As a resident, I got paged a lot in the middle of the night for codes on old pts who were unresponsive and when I got there they were just sleeping and the pts were like wtf why are you waking me up in the middle of the night. ****ing codes wasting my time, disturbing my sleep.
 
And then there's the 3am code in the ICU because some resident or fellow or attending decided to extubate a pt around 7pm or 12am and pt is failing.
 
I wanna hear #5 especially.
Consults for IV placement happen at some hospitals more than others.

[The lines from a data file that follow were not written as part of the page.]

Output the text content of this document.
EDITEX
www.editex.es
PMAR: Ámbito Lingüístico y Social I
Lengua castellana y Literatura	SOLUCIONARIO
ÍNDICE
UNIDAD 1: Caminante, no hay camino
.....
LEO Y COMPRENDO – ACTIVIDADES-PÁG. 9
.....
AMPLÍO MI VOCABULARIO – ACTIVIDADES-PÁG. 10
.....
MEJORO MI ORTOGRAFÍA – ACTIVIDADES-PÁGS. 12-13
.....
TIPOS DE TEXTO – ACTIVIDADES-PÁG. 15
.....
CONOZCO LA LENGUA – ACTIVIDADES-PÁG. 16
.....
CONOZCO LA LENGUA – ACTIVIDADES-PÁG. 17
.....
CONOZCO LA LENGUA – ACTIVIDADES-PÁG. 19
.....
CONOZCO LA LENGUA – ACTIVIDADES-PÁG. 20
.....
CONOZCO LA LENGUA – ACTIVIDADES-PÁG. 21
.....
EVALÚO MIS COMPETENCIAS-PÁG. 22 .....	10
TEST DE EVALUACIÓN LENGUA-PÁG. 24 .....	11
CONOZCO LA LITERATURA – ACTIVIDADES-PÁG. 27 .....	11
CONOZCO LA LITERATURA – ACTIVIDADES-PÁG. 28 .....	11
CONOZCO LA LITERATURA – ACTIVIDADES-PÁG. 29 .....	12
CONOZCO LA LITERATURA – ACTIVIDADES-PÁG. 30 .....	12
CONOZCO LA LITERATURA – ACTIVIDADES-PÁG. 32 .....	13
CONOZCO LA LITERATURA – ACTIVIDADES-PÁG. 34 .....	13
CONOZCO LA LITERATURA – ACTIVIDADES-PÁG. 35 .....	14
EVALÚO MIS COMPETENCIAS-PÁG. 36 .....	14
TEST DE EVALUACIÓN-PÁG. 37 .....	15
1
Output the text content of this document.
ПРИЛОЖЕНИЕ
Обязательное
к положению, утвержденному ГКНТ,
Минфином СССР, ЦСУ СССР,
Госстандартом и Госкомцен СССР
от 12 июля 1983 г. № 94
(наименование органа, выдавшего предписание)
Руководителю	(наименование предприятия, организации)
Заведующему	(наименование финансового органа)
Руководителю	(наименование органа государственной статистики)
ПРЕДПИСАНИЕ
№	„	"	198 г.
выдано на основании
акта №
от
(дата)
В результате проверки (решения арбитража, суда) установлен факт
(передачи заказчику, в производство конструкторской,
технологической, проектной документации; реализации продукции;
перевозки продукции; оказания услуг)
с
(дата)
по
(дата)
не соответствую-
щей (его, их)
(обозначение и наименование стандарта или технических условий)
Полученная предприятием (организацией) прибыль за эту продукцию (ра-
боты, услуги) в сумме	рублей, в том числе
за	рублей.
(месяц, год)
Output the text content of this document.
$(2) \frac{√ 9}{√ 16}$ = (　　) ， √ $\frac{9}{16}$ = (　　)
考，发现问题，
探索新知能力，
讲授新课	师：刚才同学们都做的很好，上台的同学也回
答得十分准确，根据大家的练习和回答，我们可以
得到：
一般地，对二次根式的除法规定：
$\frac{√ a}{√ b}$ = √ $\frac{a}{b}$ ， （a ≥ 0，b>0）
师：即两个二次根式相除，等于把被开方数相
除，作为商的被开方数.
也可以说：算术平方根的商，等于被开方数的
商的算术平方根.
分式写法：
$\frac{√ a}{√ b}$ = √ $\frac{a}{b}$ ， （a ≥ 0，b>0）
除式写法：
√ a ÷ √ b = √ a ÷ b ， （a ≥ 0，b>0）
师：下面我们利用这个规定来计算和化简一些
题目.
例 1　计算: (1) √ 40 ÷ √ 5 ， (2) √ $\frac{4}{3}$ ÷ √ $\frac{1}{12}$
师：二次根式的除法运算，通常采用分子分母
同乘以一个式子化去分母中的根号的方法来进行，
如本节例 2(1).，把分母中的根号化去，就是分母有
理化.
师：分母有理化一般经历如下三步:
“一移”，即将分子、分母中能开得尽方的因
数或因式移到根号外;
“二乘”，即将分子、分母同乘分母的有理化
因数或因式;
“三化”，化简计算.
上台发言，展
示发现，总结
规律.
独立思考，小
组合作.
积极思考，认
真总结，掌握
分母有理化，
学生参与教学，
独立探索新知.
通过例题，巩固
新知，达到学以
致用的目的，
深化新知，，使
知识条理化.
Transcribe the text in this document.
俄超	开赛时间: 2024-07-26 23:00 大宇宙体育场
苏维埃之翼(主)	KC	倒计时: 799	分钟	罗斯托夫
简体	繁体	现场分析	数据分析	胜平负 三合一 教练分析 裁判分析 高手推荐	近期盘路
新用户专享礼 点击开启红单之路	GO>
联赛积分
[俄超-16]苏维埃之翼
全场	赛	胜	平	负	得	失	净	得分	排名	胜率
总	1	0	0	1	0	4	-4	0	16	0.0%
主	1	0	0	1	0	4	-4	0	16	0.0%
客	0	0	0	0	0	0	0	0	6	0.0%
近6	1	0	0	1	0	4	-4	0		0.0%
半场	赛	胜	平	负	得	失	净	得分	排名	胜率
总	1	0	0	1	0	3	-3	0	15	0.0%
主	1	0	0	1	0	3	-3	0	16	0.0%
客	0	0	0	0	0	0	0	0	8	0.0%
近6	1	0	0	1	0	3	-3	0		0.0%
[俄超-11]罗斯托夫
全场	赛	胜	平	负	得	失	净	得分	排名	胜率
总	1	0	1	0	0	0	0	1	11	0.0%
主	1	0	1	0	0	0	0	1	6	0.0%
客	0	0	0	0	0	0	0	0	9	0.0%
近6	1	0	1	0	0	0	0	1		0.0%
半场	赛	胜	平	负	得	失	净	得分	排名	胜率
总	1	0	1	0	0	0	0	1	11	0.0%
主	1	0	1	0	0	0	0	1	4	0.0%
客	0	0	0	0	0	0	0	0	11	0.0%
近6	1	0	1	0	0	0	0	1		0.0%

Some ER consults for headaches which may or may not be post dural puncture headaches are frustrating. Certain ER attendings will call us for virtually any headache in a person who's had a LP, spinal, or epidural in the previous 3 months (though usually after a head CT).

Recent shenanigans of particular egregiousness:
- consult for a blood patch for a HA in someone who fell off a horse
- consult for a blood patch for a HA in someone with pseudotumor cerebri with a VP shunt who they'd LP'd (!) a few days earlier


Mostly though, consults are appreciated because they're usually an early heads up on something we'll have to deal with eventually anyway.